I raised an eyebrow.  “I just spent the last three hours getting slashed, stabbed, disemboweled and laughed at, and you’re telling me this is realistic?”  I paused, “Okay… maybe the getting laughed at part.”

She smiled.  “It hurt when I killed you though.  Not a lot, but enough to make the prospect of dying unappealing.”  She let me help her to her feet, leaving one of her daggers embedded in the grass.  I was thankful for that.  “It’s not just that though.  There are a bunch of little things that you wouldn’t notice because you haven’t done any other SIMming.”

“And you’re a seasoned SIMming expert now, eh?”

She narrowed her eyes at me, idly twirling her remaining dagger in her hand.  I took an involuntary step backward.
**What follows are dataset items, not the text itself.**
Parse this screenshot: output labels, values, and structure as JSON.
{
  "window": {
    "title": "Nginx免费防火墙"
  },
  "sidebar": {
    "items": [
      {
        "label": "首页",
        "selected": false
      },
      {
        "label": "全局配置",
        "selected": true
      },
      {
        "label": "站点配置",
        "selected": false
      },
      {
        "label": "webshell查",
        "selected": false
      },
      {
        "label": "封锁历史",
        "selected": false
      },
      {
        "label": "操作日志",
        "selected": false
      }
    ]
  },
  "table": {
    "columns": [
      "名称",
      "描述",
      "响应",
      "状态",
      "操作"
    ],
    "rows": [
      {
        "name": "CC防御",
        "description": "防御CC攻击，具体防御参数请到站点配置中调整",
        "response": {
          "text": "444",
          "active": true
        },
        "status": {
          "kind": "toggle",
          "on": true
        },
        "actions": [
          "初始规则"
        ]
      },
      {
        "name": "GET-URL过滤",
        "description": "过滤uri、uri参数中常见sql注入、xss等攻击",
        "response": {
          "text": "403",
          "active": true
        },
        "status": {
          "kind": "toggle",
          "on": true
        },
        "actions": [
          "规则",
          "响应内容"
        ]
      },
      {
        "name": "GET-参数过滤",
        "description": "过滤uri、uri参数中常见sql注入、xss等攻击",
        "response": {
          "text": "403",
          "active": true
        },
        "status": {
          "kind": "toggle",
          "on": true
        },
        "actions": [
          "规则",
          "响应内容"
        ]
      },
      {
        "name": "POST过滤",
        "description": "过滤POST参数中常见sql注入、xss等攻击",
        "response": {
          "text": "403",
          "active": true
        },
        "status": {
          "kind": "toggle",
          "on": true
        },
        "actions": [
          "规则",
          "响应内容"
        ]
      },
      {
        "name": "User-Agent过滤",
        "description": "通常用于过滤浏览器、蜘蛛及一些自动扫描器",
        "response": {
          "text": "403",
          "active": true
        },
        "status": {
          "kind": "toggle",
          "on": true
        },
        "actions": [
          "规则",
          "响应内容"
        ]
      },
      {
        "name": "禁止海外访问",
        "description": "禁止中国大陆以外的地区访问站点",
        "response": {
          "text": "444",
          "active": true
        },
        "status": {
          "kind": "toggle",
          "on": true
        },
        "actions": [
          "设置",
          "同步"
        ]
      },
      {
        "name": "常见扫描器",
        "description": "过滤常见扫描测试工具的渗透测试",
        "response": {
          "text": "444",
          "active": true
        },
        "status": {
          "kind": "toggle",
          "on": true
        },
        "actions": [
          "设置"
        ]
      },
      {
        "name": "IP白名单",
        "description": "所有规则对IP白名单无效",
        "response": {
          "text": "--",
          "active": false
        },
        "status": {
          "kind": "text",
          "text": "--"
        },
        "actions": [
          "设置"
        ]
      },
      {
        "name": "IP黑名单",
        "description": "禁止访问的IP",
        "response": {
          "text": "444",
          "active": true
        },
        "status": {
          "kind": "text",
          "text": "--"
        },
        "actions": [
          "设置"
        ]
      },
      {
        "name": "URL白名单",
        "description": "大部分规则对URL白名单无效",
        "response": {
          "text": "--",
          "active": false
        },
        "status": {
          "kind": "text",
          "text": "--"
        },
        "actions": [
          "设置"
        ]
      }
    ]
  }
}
“You’re sweating,” she pointed out, “When you were fighting, your gear felt heavy.  If you haven’t noticed it yet, your avatar will even need to go to the bathroom on regular intervals.”

I had noticed it, but I thought that it was just that I had to go in real life.  It occurred to me that I should probably ask how that’s handled at some point.
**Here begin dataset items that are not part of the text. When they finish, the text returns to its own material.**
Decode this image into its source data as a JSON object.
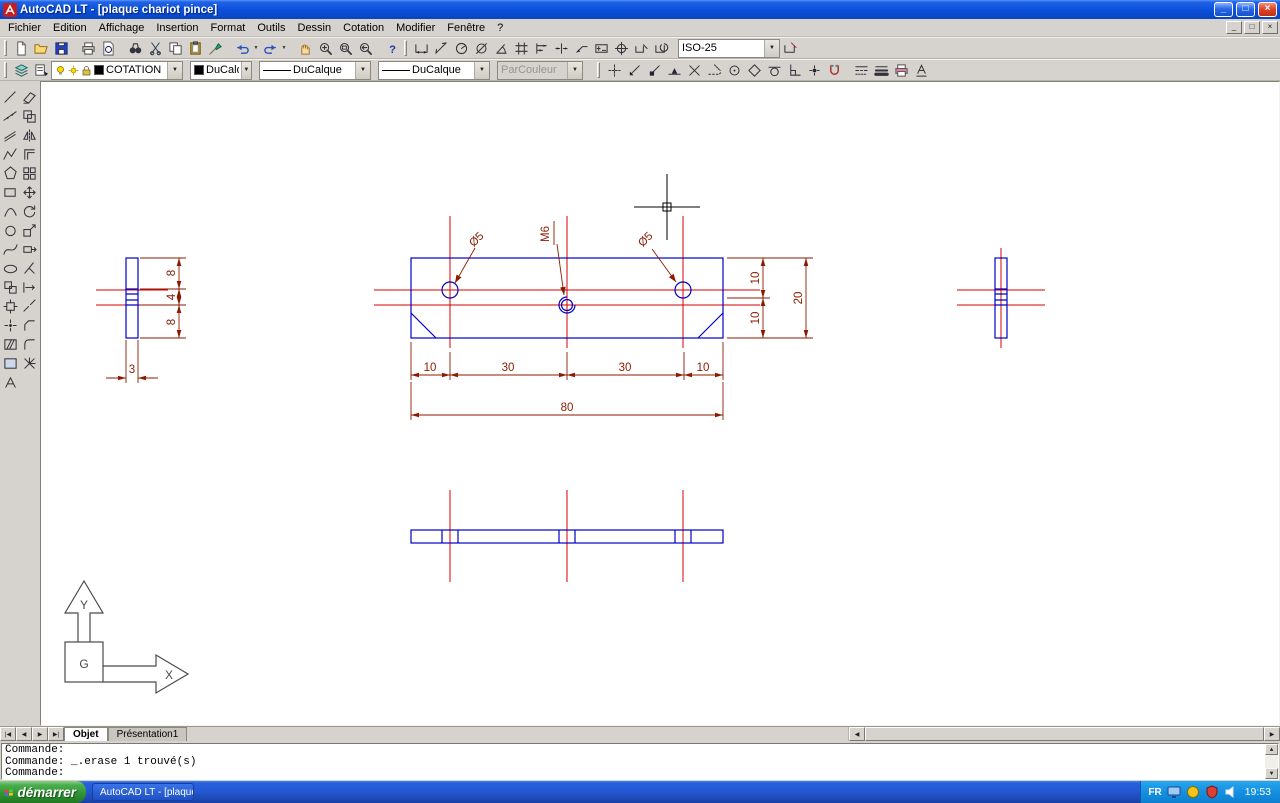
{
  "colors": {
    "geometry": "#0000c8",
    "centerline": "#d40000",
    "dimension": "#8b1a00",
    "canvas_background": "#ffffff",
    "titlebar_blue": "#0a4fd8",
    "start_green": "#2f9232"
  },
  "window": {
    "title": "AutoCAD LT - [plaque chariot pince]",
    "minimize": "_",
    "maximize": "□",
    "close": "×"
  },
  "document": {
    "minimize": "_",
    "restore": "□",
    "close": "×"
  },
  "menu": {
    "items": [
      "Fichier",
      "Edition",
      "Affichage",
      "Insertion",
      "Format",
      "Outils",
      "Dessin",
      "Cotation",
      "Modifier",
      "Fenêtre",
      "?"
    ]
  },
  "toolbars": {
    "dimstyle": "ISO-25",
    "layer": "COTATION",
    "color": "DuCalque",
    "linetype": "DuCalque",
    "lineweight": "DuCalque",
    "plotstyle": "ParCouleur",
    "help": "?"
  },
  "glyphs": {
    "dropdown": "▼",
    "nav_first": "|◀",
    "nav_prev": "◀",
    "nav_next": "▶",
    "nav_last": "▶|",
    "left": "◀",
    "right": "▶",
    "up": "▲",
    "down": "▼"
  },
  "tabs": {
    "model": "Objet",
    "layout1": "Présentation1"
  },
  "command": {
    "line1": "Commande:",
    "line2": "Commande: _.erase 1 trouvé(s)",
    "line3": "Commande:"
  },
  "taskbar": {
    "start": "démarrer",
    "task": "AutoCAD LT - [plaque...",
    "language": "FR",
    "time": "19:53"
  },
  "drawing": {
    "labels": {
      "hole_left": "Ø5",
      "hole_center": "M6",
      "hole_right": "Ø5",
      "w10a": "10",
      "w30a": "30",
      "w30b": "30",
      "w10b": "10",
      "w80": "80",
      "h10a": "10",
      "h10b": "10",
      "h20": "20",
      "t8a": "8",
      "t4": "4",
      "t8b": "8",
      "t3": "3",
      "ucs_y": "Y",
      "ucs_g": "G",
      "ucs_x": "X"
    }
  }
}
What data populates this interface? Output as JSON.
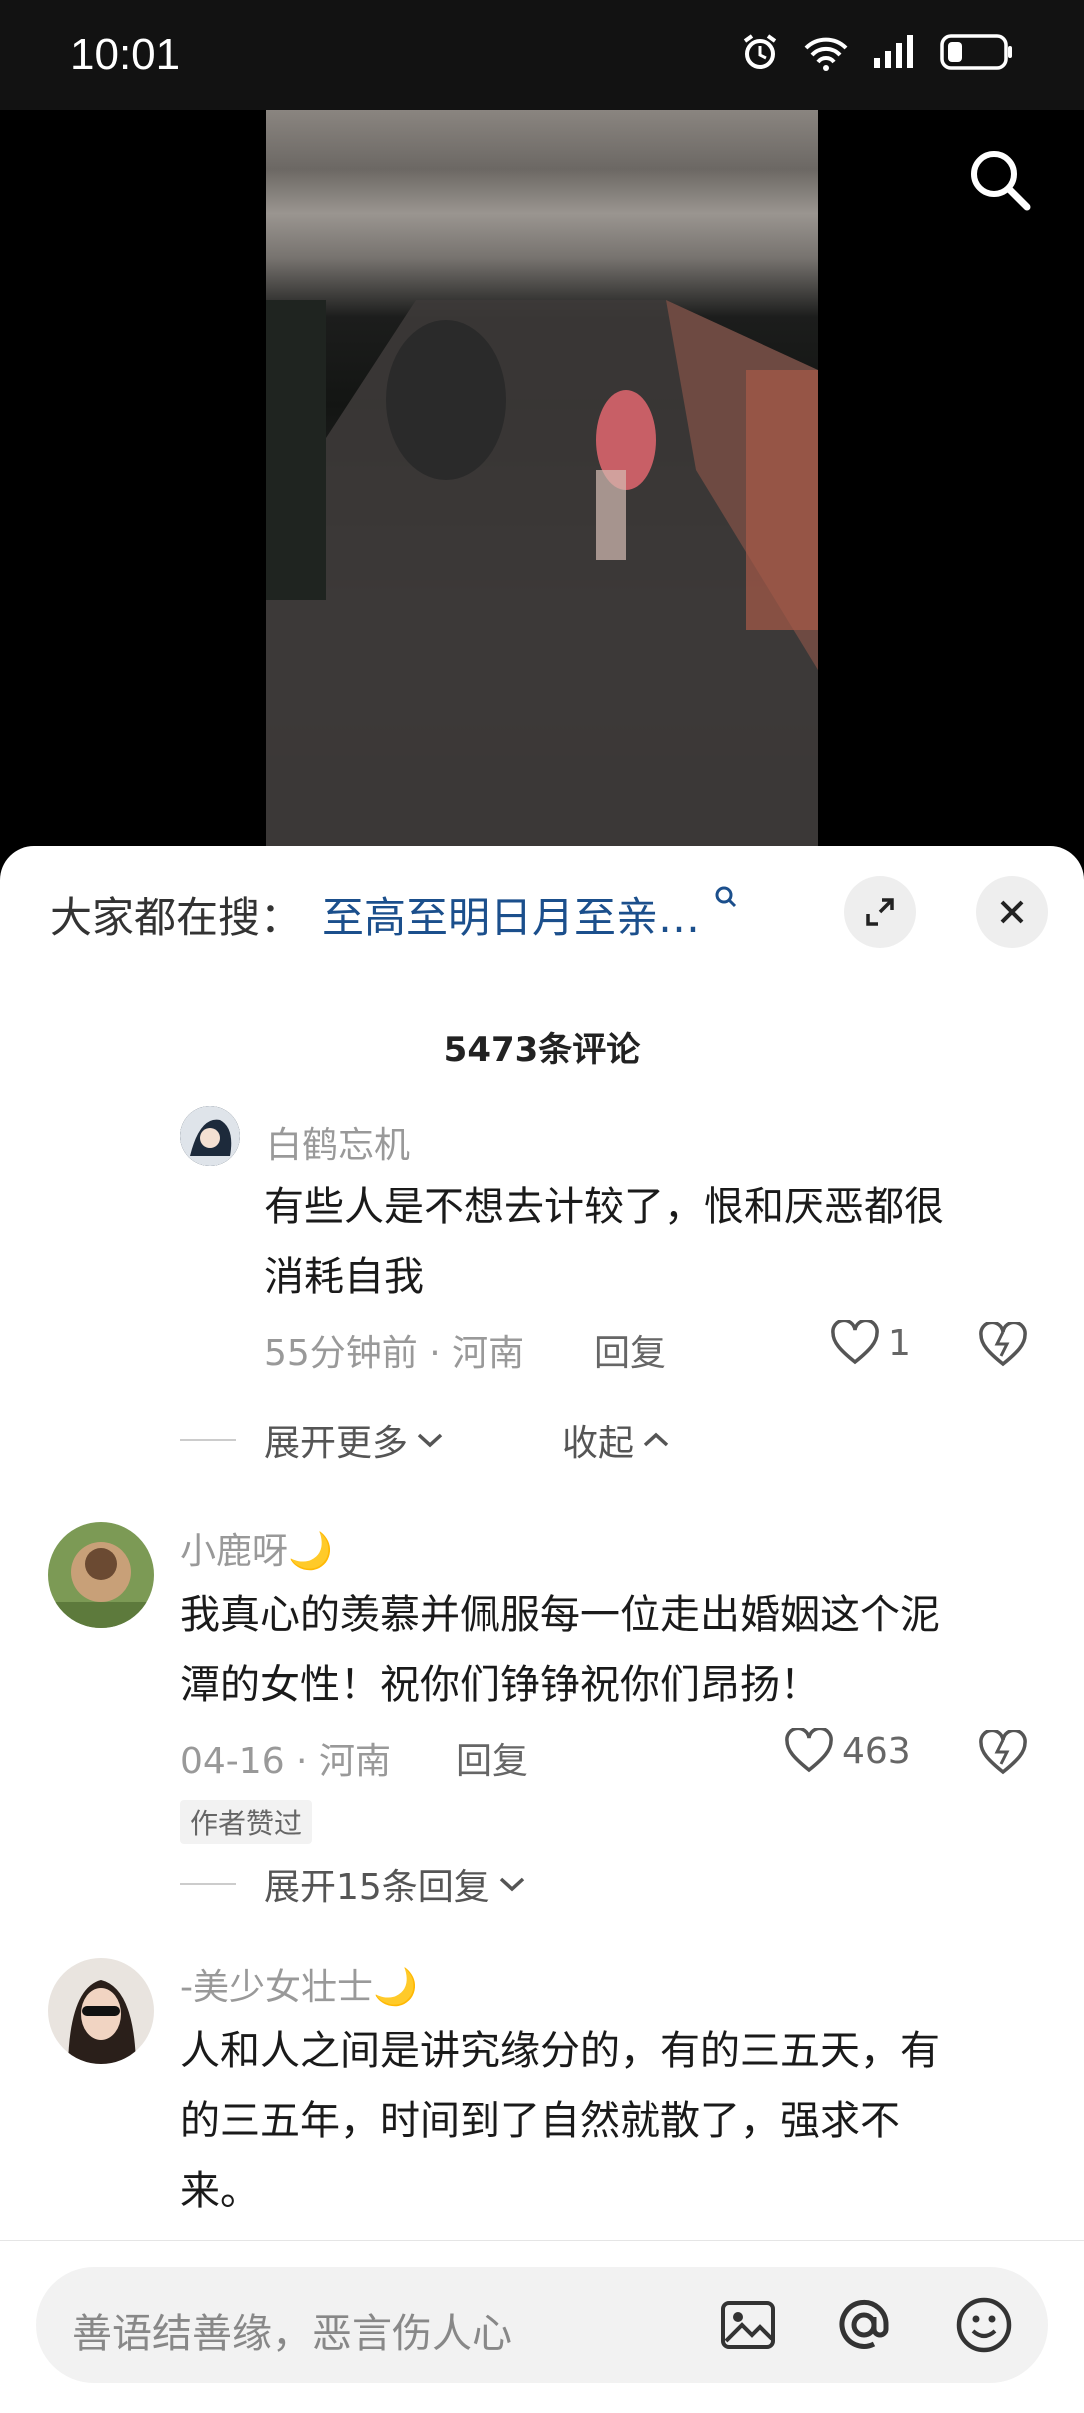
{
  "status_bar": {
    "time": "10:01"
  },
  "hot_search": {
    "prefix": "大家都在搜：",
    "query": "至高至明日月至亲…"
  },
  "comments_header": {
    "count_label": "5473条评论"
  },
  "comments": [
    {
      "name": "白鹤忘机",
      "text_lines": [
        "有些人是不想去计较了，恨和厌恶都很",
        "消耗自我"
      ],
      "time": "55分钟前",
      "location": "河南",
      "reply_label": "回复",
      "likes": "1",
      "expand_more": "展开更多",
      "collapse": "收起"
    },
    {
      "name": "小鹿呀🌙",
      "text_lines": [
        "我真心的羡慕并佩服每一位走出婚姻这个泥",
        "潭的女性！祝你们铮铮祝你们昂扬！"
      ],
      "time": "04-16",
      "location": "河南",
      "reply_label": "回复",
      "likes": "463",
      "badge": "作者赞过",
      "expand_replies": "展开15条回复"
    },
    {
      "name": "-美少女壮士🌙",
      "text_lines": [
        "人和人之间是讲究缘分的，有的三五天，有",
        "的三五年，时间到了自然就散了，强求不",
        "来。"
      ]
    }
  ],
  "input_bar": {
    "placeholder": "善语结善缘，恶言伤人心"
  },
  "icons": [
    "alarm-icon",
    "wifi-icon",
    "signal-icon",
    "battery-icon",
    "search-icon",
    "expand-icon",
    "close-icon",
    "heart-icon",
    "dislike-icon",
    "chevron-down-icon",
    "chevron-up-icon",
    "image-icon",
    "at-icon",
    "emoji-icon"
  ]
}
Katie-Anne went on.  “You’ll find a lot of life’s little discomforts here.  There are even more of them in the Haven space adventure SIM.  And Terrasend,” she paused, “Well, life in Terrasend is so full of discomfort and pain and suffering that it might as well just be the real thing.”

In Terrasend, death was permanent.  That was the one thing everybody knew about it.  But if it was like Katie-Anne was describing, I couldn’t even begin to imagine why so many people were spending so much time there.  Why would people choose to live in constant fear for lives that must seem so fragile to SIMmers who had spent so long killing each other all the time.

“Terrasend,” I said, shaking my head in wonder, “Why do you love it so much?”

Katie-Anne smiled, turning to face the red sun setting over the ruined town below us.  “There was this boy named Jaime,” she said.

I’d spent the whole night dying violent, uncomfortable deaths.  Up until that moment, I’d been having a good time.